MACKINAC ISLAND, Mich. (May 29, 2014) – Michigan’s University Research Corridor (URC) is playing a major role in protecting the water resources of Michigan and the Great Lakes region and using those resources to promote economic development in the state and globally, a new report shows.

The three universities that make up the URC – Michigan State University, the University of Michigan and Wayne State University – received nearly $300 million in awards for water-related research and outreach from 2009 to 2013. The 2,100 awards led to innovations in a wide variety of areas, from dealing with invasive species to monitoring water quality and finding ways to optimize water use in agriculture, according to “Innovating for the Blue Economy,” a report released today at the Detroit Regional Chamber’s Mackinac Policy Conference.

In addition to R&D, the three URC universities each year produce more than 3,400 graduates prepared to analyze and find solutions to water-related issues in academia, government and the private sector, bringing new talent and energy to the field. Nearly 40 percent of those graduates earned advanced degrees, according to the report. The three universities offer 68 undergraduate and graduate degree programs in water-related areas such as engineering, agriculture, public health, natural resources and business.

The report was prepared by East Lansing, Mich.-based Anderson Economic Group (AEG)., which has studied the URC’s impact in the auto, information technology, advanced manufacturing, life sciences and alternative energy sectors in previous years.

“Michigan’s entire history and quality of life is tied to water, and the URC works hard to protect that important resource and find ways to advance the state’s economy through water-related technology and innovation,” said URC executive director Jeff Mason.

AEG’s analysis showed that Michigan ranked fourth in the nation in the percentage of jobs associated with industries related to water, at 718,700.

“One in five Michigan jobs is tied to having good and plentiful water,” said AEG founder and CEO Patrick Anderson. “It is an important economic driver in Michigan, and extends to Great Lakes shipping, advanced manufacturing, agriculture and fishing, and over 80 other industry subsectors where Michigan workers are employed today.”

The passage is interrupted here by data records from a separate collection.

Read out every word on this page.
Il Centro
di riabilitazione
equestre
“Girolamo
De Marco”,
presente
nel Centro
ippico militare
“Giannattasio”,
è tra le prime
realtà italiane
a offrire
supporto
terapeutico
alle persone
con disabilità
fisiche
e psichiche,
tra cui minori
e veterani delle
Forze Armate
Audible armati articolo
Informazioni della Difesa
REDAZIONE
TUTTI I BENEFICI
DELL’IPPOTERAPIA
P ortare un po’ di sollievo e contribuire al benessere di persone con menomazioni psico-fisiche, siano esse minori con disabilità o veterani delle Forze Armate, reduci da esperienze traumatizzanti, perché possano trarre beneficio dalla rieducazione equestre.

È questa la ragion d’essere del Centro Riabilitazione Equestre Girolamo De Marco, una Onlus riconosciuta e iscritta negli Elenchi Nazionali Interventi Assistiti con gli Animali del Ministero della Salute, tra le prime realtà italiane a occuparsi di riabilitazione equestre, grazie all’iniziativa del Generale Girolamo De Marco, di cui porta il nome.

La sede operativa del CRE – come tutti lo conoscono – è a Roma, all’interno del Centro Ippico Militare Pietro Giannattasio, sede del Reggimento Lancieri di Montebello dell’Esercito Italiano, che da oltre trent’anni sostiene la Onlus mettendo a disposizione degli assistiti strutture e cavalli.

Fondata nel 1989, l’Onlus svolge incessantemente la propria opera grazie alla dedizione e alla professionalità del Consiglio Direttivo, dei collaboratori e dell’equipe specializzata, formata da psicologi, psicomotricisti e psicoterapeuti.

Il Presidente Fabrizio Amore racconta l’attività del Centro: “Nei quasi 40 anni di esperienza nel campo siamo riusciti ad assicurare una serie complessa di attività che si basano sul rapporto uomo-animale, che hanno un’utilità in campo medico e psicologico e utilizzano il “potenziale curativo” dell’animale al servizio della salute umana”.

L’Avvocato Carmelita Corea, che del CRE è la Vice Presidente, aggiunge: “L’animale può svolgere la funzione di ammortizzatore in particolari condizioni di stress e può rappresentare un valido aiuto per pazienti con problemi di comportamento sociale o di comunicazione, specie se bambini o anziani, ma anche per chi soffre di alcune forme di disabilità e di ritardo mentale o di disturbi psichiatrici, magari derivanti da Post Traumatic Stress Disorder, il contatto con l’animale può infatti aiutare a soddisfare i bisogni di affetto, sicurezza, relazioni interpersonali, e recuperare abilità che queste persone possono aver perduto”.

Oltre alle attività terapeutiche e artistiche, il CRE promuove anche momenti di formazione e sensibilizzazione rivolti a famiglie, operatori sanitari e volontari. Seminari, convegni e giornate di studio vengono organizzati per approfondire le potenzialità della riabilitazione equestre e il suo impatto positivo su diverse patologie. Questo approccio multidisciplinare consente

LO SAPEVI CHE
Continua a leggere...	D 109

While most of Michigan’s water-related jobs are in water-enabled industries such as agriculture, mining and manufacturing, about 138,000 are in core water products and services producing water treatment facilities and solving water quality and quantity issues.

“Water isn’t just Michigan’s defining characteristic but the foundation of life on earth,” said Michigan State University President Lou Anna K. Simon. “Our three universities make significant commitments to support water-related research and programs. These not only support Michigan’s economy and quality of life, but position the state as a knowledge wellspring for the world’s most precious natural resource.”

While much of the URC’s work affects the Great Lakes region, it has a global reach as well. All three universities collaborate with researchers around the state, the country and the world.

“The URC is making important contributions to interdisciplinary research, including work being done in the United States and Canada through the Council of Great Lakes Governors, the Great Lakes Restoration Initiative and the International Joint Commission,” said University of Michigan President Mary Sue Coleman. “We’re proud to be part of this well-deserved focus on protecting and developing water resources.”

URC universities are engaged in research on the major lakes bordering the state and the inland lakes, streams, and wetlands that make up Great Lakes basin, as well as water systems across the United States and around the world.

“We are fortunate to be surrounded by the greatest body of fresh water in the world with a fifth of the world’s freshwater supply at our fingertips,” said Wayne State President M. Roy Wilson. “The URC is working hard to make sure that water is an economic resource not only for today but for future generations of Michigan residents.”